O problema, aponta o especialista, é o passo seguinte, quando a CPI remete o parecer aos órgãos competentes. "Uma instituição fundamental é a PGR e Augusto Aras, o procurador geral. Como ele vai se comportar? É um dilema para ele, uma escolha de Sofia. Por que? De um lado, ele não pode desagradar o presidente, porque quer sair da PGR e ser indicado ao Supremo Tribunal Federal (STF). Por outro lado, engavetando, vai se indispor com o Senado. Aí tem que passar pela sabatina, caso seja indicado ao STF, e depois precisa ser referendado no plenário. Eu acho que ele vai esperar, vai tentar conversar inicialmente e segurar o máximo. A história do André Mendonça [indicado para o STF por Bolsonaro, mas que enfrenta resistência do Senado] está para ser resolvida e há sinais que o presidente vai indicar outro ministro ´terrivelmente evangélico´. Então, Aras vai ver que Bolsonaro não vai indicá-lo ao STF, não tem mais PGR [pela lei ele não pode mais ser reconduzido] e aí ele pode colocar o processo para avançar", explica André César.

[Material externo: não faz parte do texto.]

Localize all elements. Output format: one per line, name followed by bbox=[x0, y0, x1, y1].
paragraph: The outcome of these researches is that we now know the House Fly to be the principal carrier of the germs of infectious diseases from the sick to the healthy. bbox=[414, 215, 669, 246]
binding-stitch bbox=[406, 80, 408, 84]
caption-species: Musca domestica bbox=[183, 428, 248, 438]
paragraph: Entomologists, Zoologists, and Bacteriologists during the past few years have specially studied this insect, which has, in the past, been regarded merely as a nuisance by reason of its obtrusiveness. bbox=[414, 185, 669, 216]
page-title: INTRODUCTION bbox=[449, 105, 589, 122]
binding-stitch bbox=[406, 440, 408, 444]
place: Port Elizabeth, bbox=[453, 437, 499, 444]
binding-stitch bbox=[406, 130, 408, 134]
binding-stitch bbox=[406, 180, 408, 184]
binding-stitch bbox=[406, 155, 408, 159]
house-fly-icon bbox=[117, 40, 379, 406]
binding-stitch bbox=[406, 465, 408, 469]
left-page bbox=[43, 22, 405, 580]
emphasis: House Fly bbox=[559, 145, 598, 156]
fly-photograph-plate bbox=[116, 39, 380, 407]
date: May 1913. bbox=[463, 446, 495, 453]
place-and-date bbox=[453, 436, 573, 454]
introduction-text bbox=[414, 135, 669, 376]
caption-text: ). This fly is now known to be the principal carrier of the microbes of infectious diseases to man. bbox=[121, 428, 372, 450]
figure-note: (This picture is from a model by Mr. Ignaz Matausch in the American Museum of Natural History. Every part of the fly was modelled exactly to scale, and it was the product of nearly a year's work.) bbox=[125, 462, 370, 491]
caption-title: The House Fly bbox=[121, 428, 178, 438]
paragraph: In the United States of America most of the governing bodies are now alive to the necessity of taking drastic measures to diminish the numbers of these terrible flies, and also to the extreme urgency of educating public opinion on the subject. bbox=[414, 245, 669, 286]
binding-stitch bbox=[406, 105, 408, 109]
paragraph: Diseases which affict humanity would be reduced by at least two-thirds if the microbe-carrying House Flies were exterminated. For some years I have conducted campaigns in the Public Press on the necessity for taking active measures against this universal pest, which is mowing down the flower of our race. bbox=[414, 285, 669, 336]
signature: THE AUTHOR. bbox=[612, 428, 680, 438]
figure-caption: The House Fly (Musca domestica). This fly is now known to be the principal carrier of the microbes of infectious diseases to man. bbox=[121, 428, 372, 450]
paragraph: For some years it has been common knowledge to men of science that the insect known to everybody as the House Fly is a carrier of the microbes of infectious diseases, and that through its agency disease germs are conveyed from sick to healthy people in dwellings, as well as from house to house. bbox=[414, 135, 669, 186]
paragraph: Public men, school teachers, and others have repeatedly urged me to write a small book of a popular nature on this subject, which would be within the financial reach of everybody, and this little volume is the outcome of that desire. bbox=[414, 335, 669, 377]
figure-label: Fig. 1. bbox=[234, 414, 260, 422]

Com relação ao avanço na esfera criminal, o cientista político acredita que a CPI tem o suporte do  grupo de juristas renomados que está por trás de todo o trabalho. "Certamente eles podem encontrar algumas brechas. Mas acredito que vá evoluir na esfera criminal só depois do mandato, porque o tempo é curto. A Justiça é morosa, tem os recursos, então acho muito difícil para o próximo ano, mas vai estar aí o processo. A questão de perder foro privilegiado é outro fator que entra nesse pacote, caso Bolsonaro não seja reeleito", afirma.

Na próxima quarta-feira (27) será votado o relatório final da CPI que aponta os crimes de Bolsonaro e de outros acusados. A análise tem mais de mil páginas e estão sendo esperadas mudanças até o dia da votação.